Implementing Consistent MMU Configuration and Cache Management
To resolve the memory corruption issue, the following steps must be taken to ensure consistent MMU configuration and proper cache management between EL3 and EL2:
-
Ensure Consistent Cacheability Attributes:
The cacheability attributes for the memory region must be identical at both EL3 and EL2. This includes configuring the MAIR (Memory Attribute Indirection Register) and the translation descriptors to use the same memory type (e.g., Normal Write-Back Cacheable). The MAIR values at EL3 and EL2 should be set as follows:MAIR_EL3 = 0x000000FF440C0400 MAIR_EL2 = 0x000000FF440C0400
-
Configure Translation Descriptors with Correct NS Bit:
The NS bit in the translation descriptors must be set consistently across EL3 and EL2. If the memory region is intended to be accessed as non-secure at EL2, the NS bit must be set in the descriptors at both levels. For example, the L1 descriptor at EL3 should be modified as follows:0x8000D010: 0x0000000080000611 0x0000000080000631
This ensures that the memory region is treated as non-secure at both EL3 and EL2.
-
Perform Proper TLB Invalidation and Cache Maintenance:
Before enabling the MMU at EL2, the TLB must be invalidated to ensure that any stale entries are removed. The following sequence should be used:DSB ISHST TLBI ALLE2 DSB ISH ISB
Additionally, if the memory region is cached, the cache must be invalidated to ensure that the processor accesses the correct data from memory. This can be done using the DC IVAC (Data Cache Invalidate by Virtual Address to Point of Coherency) instruction.
-
Enable MMU with Consistent SCTLR Settings:
The SCTLR (System Control Register) settings at EL2 must be consistent with those at EL3. Specifically, the WXN (Write Execute Never) bit should be configured to match the access permissions in the translation descriptors. For example:SCTLR_EL2 = 0x30C5183D
This ensures that the memory region is treated as writeable and executable if the descriptors permit it.
-
Use a Secure to Non-Secure Memory Copy Workaround:
If the above steps do not resolve the issue, a workaround can be implemented by copying the memory block from secure to non-secure space at EL3 before accessing it at EL2. This involves modifying the EL3 translation tables to map the same physical memory region to both secure and non-secure virtual addresses.

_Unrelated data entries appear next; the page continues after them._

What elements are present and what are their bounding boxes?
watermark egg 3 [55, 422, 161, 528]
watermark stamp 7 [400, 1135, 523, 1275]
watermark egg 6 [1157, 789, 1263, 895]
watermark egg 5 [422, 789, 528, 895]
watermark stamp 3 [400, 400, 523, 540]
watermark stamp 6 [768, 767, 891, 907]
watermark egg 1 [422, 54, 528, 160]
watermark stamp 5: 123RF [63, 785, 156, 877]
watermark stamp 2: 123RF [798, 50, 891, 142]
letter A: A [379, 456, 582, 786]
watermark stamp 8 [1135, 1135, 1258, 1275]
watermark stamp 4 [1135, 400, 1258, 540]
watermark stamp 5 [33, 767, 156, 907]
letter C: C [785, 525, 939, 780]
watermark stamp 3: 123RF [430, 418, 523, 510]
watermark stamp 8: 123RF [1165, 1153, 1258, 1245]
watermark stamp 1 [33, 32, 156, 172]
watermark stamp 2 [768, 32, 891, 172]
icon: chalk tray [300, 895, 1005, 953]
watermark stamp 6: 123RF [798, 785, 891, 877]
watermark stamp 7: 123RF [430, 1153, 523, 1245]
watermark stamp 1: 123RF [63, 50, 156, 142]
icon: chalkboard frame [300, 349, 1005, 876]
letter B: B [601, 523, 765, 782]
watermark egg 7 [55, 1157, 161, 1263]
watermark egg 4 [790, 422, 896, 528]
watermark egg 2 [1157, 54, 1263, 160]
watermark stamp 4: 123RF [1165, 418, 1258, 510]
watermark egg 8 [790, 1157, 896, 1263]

For example:0x8000D010: 0x0000000080000611 0x0000000080000631
This allows the memory block to be copied from the secure virtual address (
0x80000000
) to the non-secure virtual address (0xC0000000
) at EL3. Once the copy is complete, the MMU at EL2 can be enabled with the translation tables configured to access the non-secure virtual address (0x80000000
).
By following these steps, the memory corruption issue can be resolved, ensuring that the memory block is accessed correctly at EL2 without any incoherency or corruption. The key is to maintain consistency in the MMU configuration and cache management between EL3 and EL2, while also ensuring proper TLB and cache maintenance operations are performed.